High-Dimensional Feature Characterization of Single Nucleotide Variants in Hypertrophic Cardiomyopathy

Dafne Lozano Paredes1, Luis Bote2, Concha Bielza3, Pedro Larrañaga3, María Sabater4, Juan Ramon Gimeno5, Sergio Muñoz-Romero6, Francisco-Javier Gimeno-Blanes7, Jose Luis Rojo-Alvarez2
1Research Assistant, 2Universidad Rey Juan Carlos, 3Universidad Politécnica de Madrid, 4Laboratorio de Cardiogenética.
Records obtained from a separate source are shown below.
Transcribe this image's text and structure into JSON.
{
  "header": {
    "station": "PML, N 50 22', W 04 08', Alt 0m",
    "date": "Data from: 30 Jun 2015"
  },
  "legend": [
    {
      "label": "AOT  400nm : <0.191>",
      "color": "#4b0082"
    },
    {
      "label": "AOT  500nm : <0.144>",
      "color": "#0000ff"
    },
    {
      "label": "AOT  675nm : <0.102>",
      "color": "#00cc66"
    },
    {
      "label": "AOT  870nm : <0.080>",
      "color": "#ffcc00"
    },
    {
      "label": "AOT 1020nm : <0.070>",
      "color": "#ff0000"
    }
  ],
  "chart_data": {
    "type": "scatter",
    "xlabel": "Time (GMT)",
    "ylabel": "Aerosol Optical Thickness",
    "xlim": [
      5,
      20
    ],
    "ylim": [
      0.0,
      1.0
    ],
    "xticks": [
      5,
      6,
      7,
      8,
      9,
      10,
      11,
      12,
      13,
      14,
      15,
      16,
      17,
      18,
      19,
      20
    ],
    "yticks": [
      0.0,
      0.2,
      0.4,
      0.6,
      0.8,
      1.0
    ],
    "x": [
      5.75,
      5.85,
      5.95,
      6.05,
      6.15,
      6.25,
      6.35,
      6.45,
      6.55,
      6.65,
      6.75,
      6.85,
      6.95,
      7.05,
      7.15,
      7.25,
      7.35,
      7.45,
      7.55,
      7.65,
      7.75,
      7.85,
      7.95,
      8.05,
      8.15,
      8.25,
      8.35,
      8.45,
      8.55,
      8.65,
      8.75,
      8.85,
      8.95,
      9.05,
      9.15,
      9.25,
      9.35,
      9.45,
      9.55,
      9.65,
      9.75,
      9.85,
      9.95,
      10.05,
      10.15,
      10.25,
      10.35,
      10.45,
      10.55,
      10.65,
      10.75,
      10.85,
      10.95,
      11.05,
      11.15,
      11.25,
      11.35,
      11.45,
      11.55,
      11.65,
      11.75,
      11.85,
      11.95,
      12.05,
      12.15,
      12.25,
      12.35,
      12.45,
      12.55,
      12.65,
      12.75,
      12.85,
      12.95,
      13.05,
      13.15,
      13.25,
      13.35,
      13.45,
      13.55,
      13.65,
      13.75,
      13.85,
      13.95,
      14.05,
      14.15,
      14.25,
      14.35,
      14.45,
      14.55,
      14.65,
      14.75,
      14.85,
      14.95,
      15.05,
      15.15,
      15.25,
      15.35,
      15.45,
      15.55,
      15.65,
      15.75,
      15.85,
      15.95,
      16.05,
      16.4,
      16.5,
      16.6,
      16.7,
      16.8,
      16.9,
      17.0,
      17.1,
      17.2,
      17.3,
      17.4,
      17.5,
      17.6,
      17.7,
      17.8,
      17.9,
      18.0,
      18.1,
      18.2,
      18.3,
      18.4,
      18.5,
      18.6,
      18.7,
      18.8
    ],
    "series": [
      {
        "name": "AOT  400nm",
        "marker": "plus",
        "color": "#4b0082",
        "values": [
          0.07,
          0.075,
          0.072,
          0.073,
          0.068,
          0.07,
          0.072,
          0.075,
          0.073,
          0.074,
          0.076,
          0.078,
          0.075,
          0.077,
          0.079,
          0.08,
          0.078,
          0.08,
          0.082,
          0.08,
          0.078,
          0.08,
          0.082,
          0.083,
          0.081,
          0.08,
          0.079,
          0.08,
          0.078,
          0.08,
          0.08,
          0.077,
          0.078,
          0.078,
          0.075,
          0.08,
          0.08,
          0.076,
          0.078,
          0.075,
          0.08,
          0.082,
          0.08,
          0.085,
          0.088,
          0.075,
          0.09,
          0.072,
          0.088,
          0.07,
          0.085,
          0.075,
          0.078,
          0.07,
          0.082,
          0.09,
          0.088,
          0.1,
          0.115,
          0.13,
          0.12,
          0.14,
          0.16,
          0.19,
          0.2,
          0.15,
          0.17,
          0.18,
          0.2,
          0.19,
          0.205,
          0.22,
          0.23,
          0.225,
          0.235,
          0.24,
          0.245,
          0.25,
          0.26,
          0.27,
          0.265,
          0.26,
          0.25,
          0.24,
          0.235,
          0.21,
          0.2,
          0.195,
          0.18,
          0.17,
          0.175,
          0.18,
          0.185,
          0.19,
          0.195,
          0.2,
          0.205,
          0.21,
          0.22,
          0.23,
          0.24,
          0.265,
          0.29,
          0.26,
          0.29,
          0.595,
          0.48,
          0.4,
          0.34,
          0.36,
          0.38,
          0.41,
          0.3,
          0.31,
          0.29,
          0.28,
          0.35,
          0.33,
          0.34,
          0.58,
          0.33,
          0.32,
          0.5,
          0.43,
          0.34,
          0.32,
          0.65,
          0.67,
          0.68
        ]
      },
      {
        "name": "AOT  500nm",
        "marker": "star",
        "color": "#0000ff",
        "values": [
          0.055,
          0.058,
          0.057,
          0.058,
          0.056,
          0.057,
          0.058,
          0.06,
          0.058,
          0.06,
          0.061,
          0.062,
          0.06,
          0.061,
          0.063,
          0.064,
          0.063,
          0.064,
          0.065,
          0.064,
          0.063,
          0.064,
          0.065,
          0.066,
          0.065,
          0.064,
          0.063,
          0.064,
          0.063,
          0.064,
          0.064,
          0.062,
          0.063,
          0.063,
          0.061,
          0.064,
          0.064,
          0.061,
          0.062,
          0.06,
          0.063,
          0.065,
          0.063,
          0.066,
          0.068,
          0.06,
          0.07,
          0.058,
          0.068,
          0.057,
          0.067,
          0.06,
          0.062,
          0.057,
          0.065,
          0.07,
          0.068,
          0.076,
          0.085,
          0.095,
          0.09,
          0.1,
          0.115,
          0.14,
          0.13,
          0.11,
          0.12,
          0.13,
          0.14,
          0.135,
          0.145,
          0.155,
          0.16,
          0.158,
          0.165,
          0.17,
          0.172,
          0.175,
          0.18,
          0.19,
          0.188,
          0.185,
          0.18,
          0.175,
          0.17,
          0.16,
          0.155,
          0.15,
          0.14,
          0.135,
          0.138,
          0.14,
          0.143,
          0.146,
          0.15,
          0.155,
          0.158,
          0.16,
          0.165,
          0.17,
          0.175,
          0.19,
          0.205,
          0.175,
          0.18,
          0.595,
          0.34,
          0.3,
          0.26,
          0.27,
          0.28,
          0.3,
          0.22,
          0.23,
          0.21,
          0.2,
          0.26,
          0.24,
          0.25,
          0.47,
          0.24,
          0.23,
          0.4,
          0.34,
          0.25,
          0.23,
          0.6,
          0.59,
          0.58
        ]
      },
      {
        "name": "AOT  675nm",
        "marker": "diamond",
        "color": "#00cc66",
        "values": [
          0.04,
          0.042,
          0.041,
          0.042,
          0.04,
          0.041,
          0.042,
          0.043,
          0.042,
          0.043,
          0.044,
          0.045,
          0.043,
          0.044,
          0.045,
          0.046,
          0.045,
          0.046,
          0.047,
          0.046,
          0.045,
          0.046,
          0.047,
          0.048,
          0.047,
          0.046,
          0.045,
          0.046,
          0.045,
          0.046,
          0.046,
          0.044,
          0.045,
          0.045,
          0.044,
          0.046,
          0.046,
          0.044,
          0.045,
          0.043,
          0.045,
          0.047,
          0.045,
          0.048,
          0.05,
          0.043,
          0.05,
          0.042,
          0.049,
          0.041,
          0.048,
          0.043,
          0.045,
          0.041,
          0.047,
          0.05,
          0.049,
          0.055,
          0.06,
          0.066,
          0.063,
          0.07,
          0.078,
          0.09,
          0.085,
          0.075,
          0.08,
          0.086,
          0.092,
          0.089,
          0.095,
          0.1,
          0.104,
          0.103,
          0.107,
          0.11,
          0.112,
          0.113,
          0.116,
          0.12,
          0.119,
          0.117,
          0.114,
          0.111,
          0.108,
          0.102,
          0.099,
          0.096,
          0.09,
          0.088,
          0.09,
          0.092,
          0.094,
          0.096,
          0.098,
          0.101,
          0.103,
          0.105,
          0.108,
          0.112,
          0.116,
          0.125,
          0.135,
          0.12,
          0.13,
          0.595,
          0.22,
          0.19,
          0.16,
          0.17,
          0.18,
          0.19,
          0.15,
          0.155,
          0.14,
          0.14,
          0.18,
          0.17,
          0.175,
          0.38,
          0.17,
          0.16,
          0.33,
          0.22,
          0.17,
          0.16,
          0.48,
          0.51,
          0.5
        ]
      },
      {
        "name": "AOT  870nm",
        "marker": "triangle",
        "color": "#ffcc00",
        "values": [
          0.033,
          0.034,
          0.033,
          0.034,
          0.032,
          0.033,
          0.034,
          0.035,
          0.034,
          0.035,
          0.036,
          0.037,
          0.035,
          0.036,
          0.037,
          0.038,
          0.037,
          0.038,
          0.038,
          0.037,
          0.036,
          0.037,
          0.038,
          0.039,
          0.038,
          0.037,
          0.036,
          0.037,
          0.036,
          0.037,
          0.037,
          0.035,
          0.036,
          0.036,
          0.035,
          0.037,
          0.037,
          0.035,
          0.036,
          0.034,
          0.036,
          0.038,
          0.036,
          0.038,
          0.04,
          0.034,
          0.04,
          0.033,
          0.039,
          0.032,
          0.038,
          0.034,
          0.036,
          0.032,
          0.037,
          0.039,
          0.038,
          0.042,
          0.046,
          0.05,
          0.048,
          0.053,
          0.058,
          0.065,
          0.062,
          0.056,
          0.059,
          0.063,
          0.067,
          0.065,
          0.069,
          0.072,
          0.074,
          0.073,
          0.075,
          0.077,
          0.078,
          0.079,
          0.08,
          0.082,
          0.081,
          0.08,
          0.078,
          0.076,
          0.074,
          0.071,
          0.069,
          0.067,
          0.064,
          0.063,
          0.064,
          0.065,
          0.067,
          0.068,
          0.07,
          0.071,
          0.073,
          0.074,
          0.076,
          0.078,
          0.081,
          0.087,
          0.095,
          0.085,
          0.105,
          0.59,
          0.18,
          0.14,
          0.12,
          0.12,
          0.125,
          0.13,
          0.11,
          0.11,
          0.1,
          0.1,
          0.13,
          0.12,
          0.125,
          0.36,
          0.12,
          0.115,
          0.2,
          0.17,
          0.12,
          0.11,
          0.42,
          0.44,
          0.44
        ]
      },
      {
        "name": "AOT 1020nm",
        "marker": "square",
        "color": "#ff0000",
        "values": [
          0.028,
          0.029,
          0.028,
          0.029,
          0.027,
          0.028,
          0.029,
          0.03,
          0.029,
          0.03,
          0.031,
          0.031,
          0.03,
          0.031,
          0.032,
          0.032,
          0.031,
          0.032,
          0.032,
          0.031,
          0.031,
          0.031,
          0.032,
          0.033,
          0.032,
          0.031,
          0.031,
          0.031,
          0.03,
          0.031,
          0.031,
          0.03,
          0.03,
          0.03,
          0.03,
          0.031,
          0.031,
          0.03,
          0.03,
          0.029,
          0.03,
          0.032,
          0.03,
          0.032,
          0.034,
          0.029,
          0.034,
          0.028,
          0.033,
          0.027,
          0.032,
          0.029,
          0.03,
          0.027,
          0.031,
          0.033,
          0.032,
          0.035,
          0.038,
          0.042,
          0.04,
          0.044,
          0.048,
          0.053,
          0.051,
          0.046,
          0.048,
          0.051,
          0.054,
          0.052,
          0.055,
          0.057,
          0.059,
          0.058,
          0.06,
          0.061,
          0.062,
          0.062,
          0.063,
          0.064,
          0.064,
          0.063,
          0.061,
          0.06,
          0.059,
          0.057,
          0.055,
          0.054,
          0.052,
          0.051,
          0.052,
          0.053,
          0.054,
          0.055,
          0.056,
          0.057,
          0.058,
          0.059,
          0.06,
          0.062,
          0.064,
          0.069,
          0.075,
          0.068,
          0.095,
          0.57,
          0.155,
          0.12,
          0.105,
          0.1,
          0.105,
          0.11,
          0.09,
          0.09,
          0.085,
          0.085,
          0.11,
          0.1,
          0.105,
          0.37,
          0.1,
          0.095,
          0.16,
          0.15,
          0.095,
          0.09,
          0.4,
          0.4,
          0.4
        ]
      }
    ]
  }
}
Instituto Murciano de Investigación Biosanitaria, 5Unidad de Cardiopatías Familiares. Hospital Clínico Universitario Virgen de la Arrixaca, 6Univerdad Rey Juan Carlos, 7Universidad Miguel Hernandez


Abstract

High-Dimensional Feature Characterization of Single Nucleotide Variants in Hypertrophic Cardiomyopathy

Dafne Lozano, Luis Bote, Concha Bielza, Pedro Larrañaga, María Sabater, Juan Ramón Gimeno, Sergio Muñoz, Francisco Javier Gimeno, José Luis Rojo

Hypertrophic cardiomyopathy is a genetic disorder that affects the structure of the heart muscle, which can lead to sudden cardiac arrest. The genetic characterization of biomarkers remains an open area, and machine learning techniques are being proposed for its detection. This research aims to apply several of these methods to obtain single nucleotide variants (SNV). We followed a three-stage approach: First, the initial set of 118142 SNV features were filtered with the union of Manhattan threshold from biostatistics together with the Chi-squared test and with a logistic regression-based univariate filter method, yielding a preselected set of 1974 features with the union-set criterion; Second, linear classifiers (support vector machines and fisher linear discriminant analysis) identified the relevant features to distinguish between normal subjects and disease patients, moreover, these methods produced a ranking that can give an insight of which variants most are implicated in the disease. Finally, two additional techniques (informative variable identifier and Bayesian networks were used to scrutinize the inter-feature relationships of the SNVs, in this way relationships and groups between variants were provided. It was shown a consensus between linear classifiers in which variants with higher weights coincide. With informative variable identifier, the 100 variants with higher weights were visualized to check how they are related, while with the Bayesian network, specifically with tree-augmented naive Bayes the top 30 variables with higher conditional mutual information were visualized. To validate the result, the top-ranked variants were checked in the literature. Most of them were directly implicated with the disease or participated in cardiac remodeling, meaning that these variants can be considered genetic modulators.